The wing — built of carbon fiber and Kevlar and covered with a skin of light, shrinkable aeronautical film — is 223 feet high and bigger than the wing of an Airbus A380, the world’s biggest passenger airliner. It took nearly one year to put together from design table to installation.

“Russell didn’t just drop me an e-mail note saying we’d like to build a wing. We talked about it quite a bit,” president Larry Ellison said. “Jimmy thought we should have a wing, Russell thought we should have a wing and it was the consensus of the team. So we went ahead and did it.”

The consensus on Alinghi’s side is that the wing is the big difference between the two boats.

“What do you want me to say, mate?” Alinghi skipper Brad Butterworth responded when asked if his syndicate had been out-designed. “They sailed from behind us in front of us. Did you see what happened? Well then you can work it out.”

With the backing of software mogul Ellison, who has spent hundreds of millions on three America’s Cup campaigns, BMW Oracle is taking a “huge step forward” with technology.

“We probably started out slow but made substantial progress,” said Drummond, whose 20 years’ experience in the America’s Cup includes Alinghi’s winning campaign in 2007.

Drummond was the one who decided BMW Oracle would launch a trimaran as Alinghi went for a catamaran believing the triple-hulled boat would be a good, all-around platform for light air and flat water, as it was on Friday.

Even a BMW diesel engine was added to run a hydraulic system that trims the boat’s giant sails. These boats are so souped-up that Spithill can actually use his recently earned pilots license.

“The fact is they fly,” Ellison said. “All three hulls come out of the water.”

An onboard computer and over 150 sensors read conditions over the boat and are fed to a laptop strapped to Spithill’s back which is attached to his defense-designed fighter pilot glasses. Spithill can flick through real-time data that helps guide down the 20 nautical mile course while barking his next move into the PDA on his wrist.

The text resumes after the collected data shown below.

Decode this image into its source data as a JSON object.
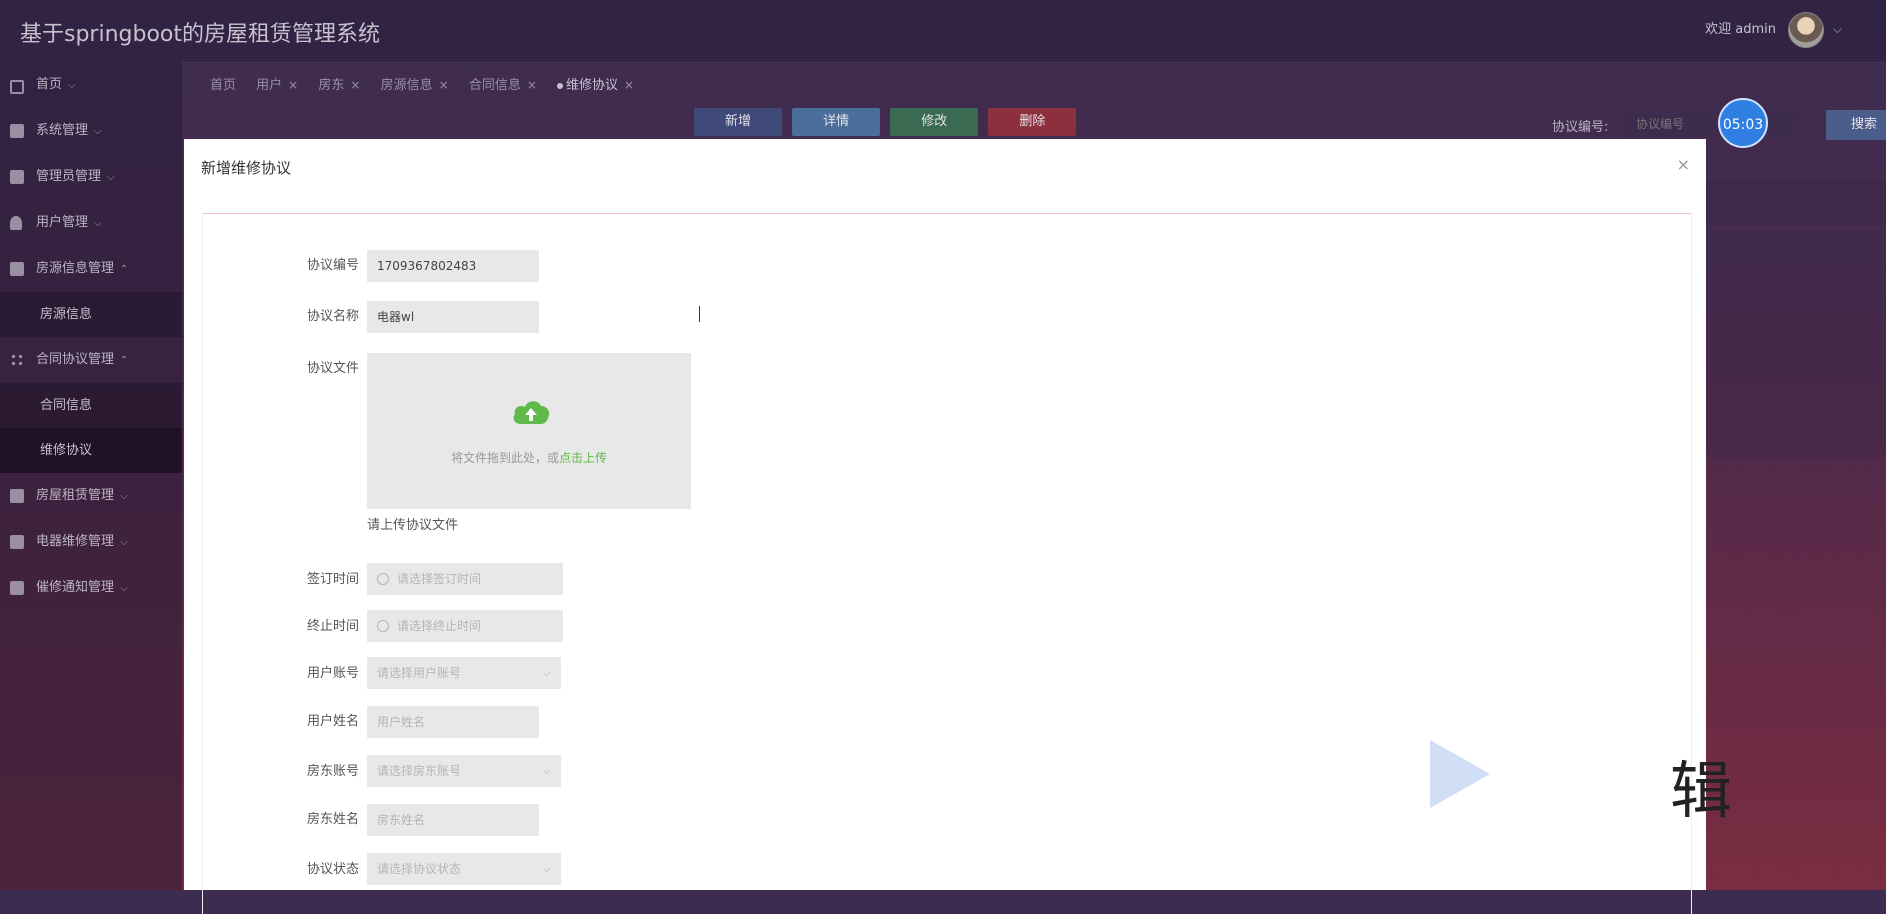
{
  "app": {
    "title": "基于springboot的房屋租赁管理系统",
    "welcome": "欢迎 admin"
  },
  "sidebar": {
    "items": [
      {
        "label": "首页"
      },
      {
        "label": "系统管理"
      },
      {
        "label": "管理员管理"
      },
      {
        "label": "用户管理"
      },
      {
        "label": "房源信息管理"
      },
      {
        "label": "房源信息"
      },
      {
        "label": "合同协议管理"
      },
      {
        "label": "合同信息"
      },
      {
        "label": "维修协议"
      },
      {
        "label": "房屋租赁管理"
      },
      {
        "label": "电器维修管理"
      },
      {
        "label": "催修通知管理"
      }
    ]
  },
  "tabs": [
    {
      "label": "首页"
    },
    {
      "label": "用户"
    },
    {
      "label": "房东"
    },
    {
      "label": "房源信息"
    },
    {
      "label": "合同信息"
    },
    {
      "label": "维修协议"
    }
  ],
  "actions": {
    "add": "新增",
    "detail": "详情",
    "edit": "修改",
    "delete": "删除"
  },
  "search": {
    "label": "协议编号:",
    "placeholder": "协议编号",
    "button": "搜索",
    "timer": "05:03"
  },
  "modal": {
    "title": "新增维修协议",
    "close": "×",
    "fields": {
      "agreement_no_label": "协议编号",
      "agreement_no_value": "1709367802483",
      "agreement_name_label": "协议名称",
      "agreement_name_value": "电器wl",
      "file_label": "协议文件",
      "upload_text": "将文件拖到此处，或",
      "upload_link": "点击上传",
      "upload_tip": "请上传协议文件",
      "sign_time_label": "签订时间",
      "sign_time_placeholder": "请选择签订时间",
      "end_time_label": "终止时间",
      "end_time_placeholder": "请选择终止时间",
      "user_account_label": "用户账号",
      "user_account_placeholder": "请选择用户账号",
      "user_name_label": "用户姓名",
      "user_name_placeholder": "用户姓名",
      "landlord_account_label": "房东账号",
      "landlord_account_placeholder": "请选择房东账号",
      "landlord_name_label": "房东姓名",
      "landlord_name_placeholder": "房东姓名",
      "status_label": "协议状态",
      "status_placeholder": "请选择协议状态"
    }
  },
  "watermark": {
    "text": "辑"
  },
  "colors": {
    "upload_accent": "#5fb94b",
    "timer_bg": "#2f7fe3"
  }
}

All of this technology saves the team the weight of running cables throughout the rig.

“I think it’s the future because wherever you look, it’s there,” Spithill said. “You don’t have to keep looking back into the boat and maybe back at where your competitor is. So it’s been pretty exciting.”

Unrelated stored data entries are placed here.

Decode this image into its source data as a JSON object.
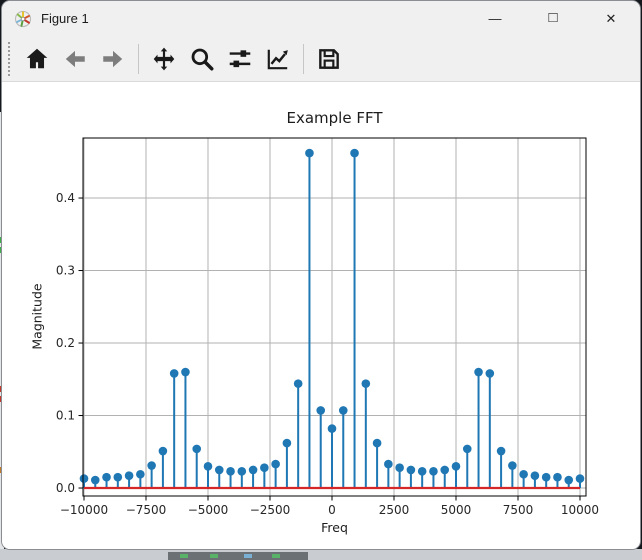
{
  "window": {
    "title": "Figure 1",
    "controls": {
      "minimize": "—",
      "maximize": "□",
      "close": "✕"
    }
  },
  "toolbar": {
    "buttons": [
      "home",
      "back",
      "forward",
      "pan",
      "zoom-to-rect",
      "configure-subplots",
      "edit-parameters",
      "save"
    ]
  },
  "chart_data": {
    "type": "stem",
    "title": "Example FFT",
    "xlabel": "Freq",
    "ylabel": "Magnitude",
    "x_ticks": [
      -10000,
      -7500,
      -5000,
      -2500,
      0,
      2500,
      5000,
      7500,
      10000
    ],
    "x_tick_labels": [
      "−10000",
      "−7500",
      "−5000",
      "−2500",
      "0",
      "2500",
      "5000",
      "7500",
      "10000"
    ],
    "y_ticks": [
      0.0,
      0.1,
      0.2,
      0.3,
      0.4
    ],
    "y_tick_labels": [
      "0.0",
      "0.1",
      "0.2",
      "0.3",
      "0.4"
    ],
    "xlim": [
      -10040,
      10242
    ],
    "ylim": [
      -0.011,
      0.4828
    ],
    "grid": true,
    "x_start": -10000,
    "x_end": 10000,
    "n_points": 45,
    "values": [
      0.013,
      0.011,
      0.015,
      0.015,
      0.017,
      0.019,
      0.031,
      0.051,
      0.158,
      0.16,
      0.054,
      0.03,
      0.025,
      0.023,
      0.023,
      0.025,
      0.028,
      0.033,
      0.062,
      0.144,
      0.462,
      0.107,
      0.082,
      0.107,
      0.462,
      0.144,
      0.062,
      0.033,
      0.028,
      0.025,
      0.023,
      0.023,
      0.025,
      0.03,
      0.054,
      0.16,
      0.158,
      0.051,
      0.031,
      0.019,
      0.017,
      0.015,
      0.015,
      0.011,
      0.013
    ],
    "stem_color": "#1f77b4",
    "marker_color": "#1f77b4",
    "baseline": {
      "y": 0.0,
      "color": "#d62728"
    },
    "grid_color": "#b2b2b2",
    "spine_color": "#000000",
    "tick_label_color": "#262626"
  }
}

A problem with cutting-edge technology so novel is bugs and break downs are a worry. That is starting to sound like the only way Alinghi can get back into this series.

BMW Oracle employs a 24-hour watch on the wing sail since it cannot be removed from the mast and Valencia’s winter winds threaten to do damage.

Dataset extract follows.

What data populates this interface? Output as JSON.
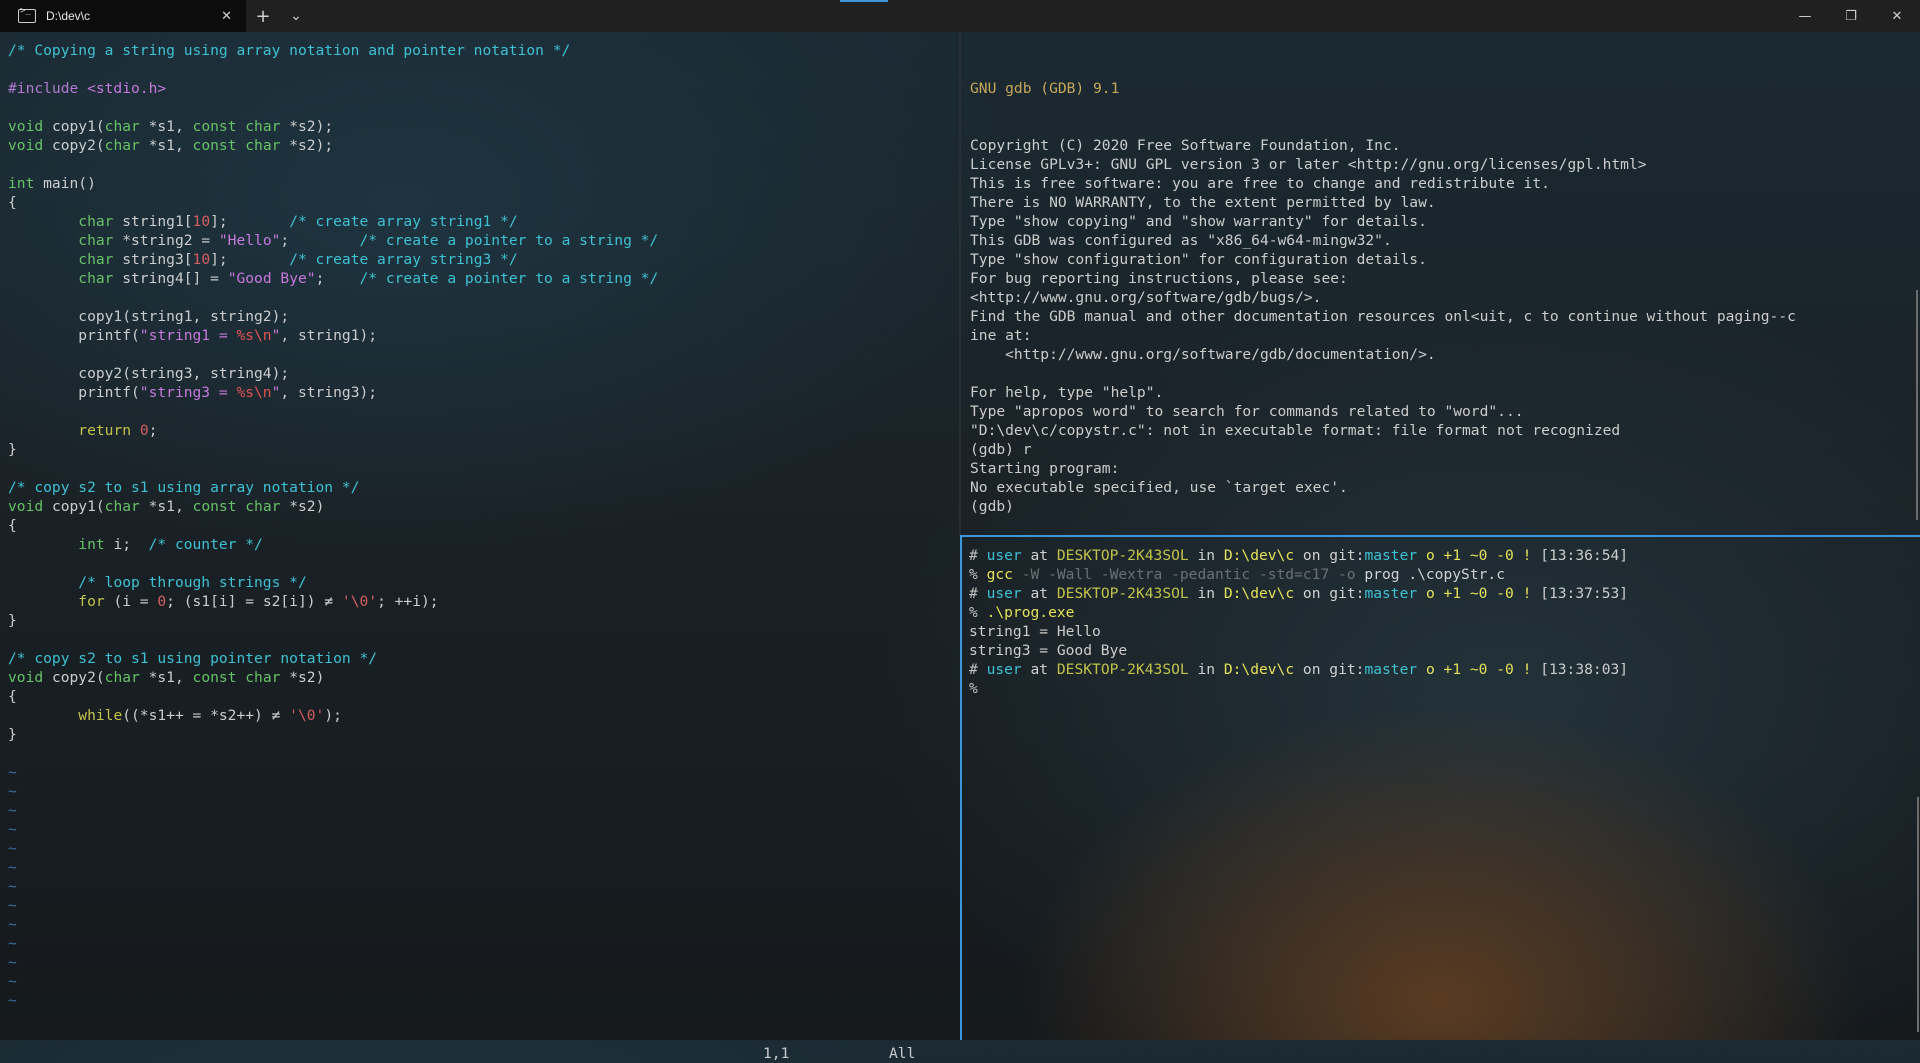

“I think I would have gotten about two hours’ sleep in the past 72 hours,” Coutts said of the worries that come with the technology.

Alinghi president Ernesto Bertarelli said anything was possible with one race to go.

“I don’t think we’re going to be able to build a wing,” Bertarelli said. “We have a number of tools we can use. We’ll see, we have a day to think about it. They have to cross the line, finish the race and score two points.”